Stash, a banking and investment startup, has bolstered its C-suite. The fintech announced that it has nabbed Fastly alum Adriel Lares as its new CFO. Lares, a seasoned tech veteran, spent half a decade at cloud company Fastly and was around for its IPO. In addition, Stash named Jon McNeill to its board of directors with immediate effect. McNeill is at the helm of DVx Ventures and is also on the board of several high-profile companies including Lululemon and CrossFit. In addition, McNeill is an alum of both Lyft, where he helped get the ride-share company ready for its IPO, and Tesla. 
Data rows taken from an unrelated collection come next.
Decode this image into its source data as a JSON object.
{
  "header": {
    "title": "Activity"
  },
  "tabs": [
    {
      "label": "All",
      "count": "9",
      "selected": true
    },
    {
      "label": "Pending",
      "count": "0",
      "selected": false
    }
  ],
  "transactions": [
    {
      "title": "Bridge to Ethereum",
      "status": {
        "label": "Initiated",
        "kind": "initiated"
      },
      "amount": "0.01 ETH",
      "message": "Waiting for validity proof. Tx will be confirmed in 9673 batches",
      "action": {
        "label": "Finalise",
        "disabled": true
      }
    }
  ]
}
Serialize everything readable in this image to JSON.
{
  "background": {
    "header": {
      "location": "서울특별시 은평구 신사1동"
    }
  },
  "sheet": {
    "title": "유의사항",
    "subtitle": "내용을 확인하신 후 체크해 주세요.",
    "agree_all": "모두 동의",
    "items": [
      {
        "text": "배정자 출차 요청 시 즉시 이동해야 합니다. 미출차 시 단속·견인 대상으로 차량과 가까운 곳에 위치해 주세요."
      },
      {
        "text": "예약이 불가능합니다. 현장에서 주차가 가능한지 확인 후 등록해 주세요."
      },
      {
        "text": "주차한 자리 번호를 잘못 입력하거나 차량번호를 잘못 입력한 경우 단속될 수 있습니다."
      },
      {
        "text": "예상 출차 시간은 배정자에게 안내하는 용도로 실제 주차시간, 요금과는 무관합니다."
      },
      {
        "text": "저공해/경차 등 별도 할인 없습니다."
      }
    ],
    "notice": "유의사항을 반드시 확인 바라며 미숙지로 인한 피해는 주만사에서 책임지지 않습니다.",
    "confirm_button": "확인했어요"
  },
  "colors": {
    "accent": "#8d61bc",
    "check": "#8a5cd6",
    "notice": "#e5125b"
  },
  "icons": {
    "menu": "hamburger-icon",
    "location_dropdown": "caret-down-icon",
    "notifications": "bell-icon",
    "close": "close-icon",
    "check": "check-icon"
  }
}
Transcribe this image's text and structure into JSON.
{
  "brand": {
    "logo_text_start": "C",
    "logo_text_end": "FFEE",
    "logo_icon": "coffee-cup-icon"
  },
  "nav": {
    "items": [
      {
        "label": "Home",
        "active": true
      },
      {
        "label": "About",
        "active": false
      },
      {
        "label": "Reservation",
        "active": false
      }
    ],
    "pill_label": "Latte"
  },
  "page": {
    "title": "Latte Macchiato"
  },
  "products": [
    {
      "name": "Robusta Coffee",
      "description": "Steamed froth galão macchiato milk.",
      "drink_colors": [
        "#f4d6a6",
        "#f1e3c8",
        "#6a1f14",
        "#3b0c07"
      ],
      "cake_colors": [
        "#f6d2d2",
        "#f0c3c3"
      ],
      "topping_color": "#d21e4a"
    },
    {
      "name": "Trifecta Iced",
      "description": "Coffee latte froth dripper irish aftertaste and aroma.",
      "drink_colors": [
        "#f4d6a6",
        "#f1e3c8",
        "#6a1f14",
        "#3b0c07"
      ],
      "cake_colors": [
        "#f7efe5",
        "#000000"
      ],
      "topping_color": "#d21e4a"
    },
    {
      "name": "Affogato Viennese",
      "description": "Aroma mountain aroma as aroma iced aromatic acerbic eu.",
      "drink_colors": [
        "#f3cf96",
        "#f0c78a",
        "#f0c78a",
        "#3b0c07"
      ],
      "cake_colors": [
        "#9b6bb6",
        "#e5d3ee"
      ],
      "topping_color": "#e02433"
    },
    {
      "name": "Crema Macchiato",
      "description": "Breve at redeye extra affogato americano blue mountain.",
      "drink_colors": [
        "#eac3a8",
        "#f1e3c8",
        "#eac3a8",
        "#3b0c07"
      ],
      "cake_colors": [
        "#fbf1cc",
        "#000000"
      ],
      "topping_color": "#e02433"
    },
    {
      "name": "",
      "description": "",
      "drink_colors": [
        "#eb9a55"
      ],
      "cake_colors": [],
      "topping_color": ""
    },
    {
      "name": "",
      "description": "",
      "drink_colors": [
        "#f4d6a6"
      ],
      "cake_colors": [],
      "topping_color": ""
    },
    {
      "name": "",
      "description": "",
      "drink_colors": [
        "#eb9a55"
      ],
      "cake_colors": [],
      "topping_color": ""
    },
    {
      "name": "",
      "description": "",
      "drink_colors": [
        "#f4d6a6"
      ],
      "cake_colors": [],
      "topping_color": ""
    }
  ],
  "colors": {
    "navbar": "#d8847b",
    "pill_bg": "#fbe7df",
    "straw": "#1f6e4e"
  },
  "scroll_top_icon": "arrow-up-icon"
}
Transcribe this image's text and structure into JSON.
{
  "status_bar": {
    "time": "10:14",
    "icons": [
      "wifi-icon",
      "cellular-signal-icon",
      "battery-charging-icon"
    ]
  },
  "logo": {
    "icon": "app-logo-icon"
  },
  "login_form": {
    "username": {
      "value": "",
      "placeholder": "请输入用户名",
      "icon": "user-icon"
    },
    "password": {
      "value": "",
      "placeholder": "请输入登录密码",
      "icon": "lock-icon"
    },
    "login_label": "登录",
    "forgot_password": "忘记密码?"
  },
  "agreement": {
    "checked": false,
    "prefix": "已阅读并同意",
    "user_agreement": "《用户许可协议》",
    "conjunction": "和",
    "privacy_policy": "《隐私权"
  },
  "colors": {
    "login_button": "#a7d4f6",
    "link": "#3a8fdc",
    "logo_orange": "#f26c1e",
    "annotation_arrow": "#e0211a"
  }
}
While Stash is adding to its management team, money transfer company Wise announced a departure. Founder Taavet Hinrikus will be relinquishing his role as chair in the next 12-months. Wise is in the process of lining things up for its upcoming public listing in London. Wise has similarly gone big and tapped former Netflix CFO David Wells to replace Hinrikus on the board. Wells has been on the Wise board for the past couple of years. Wise will begin trading on the LSE via a direct listing this week. The change in governance is a result of U.K. regulations in which the chair must be an independent member.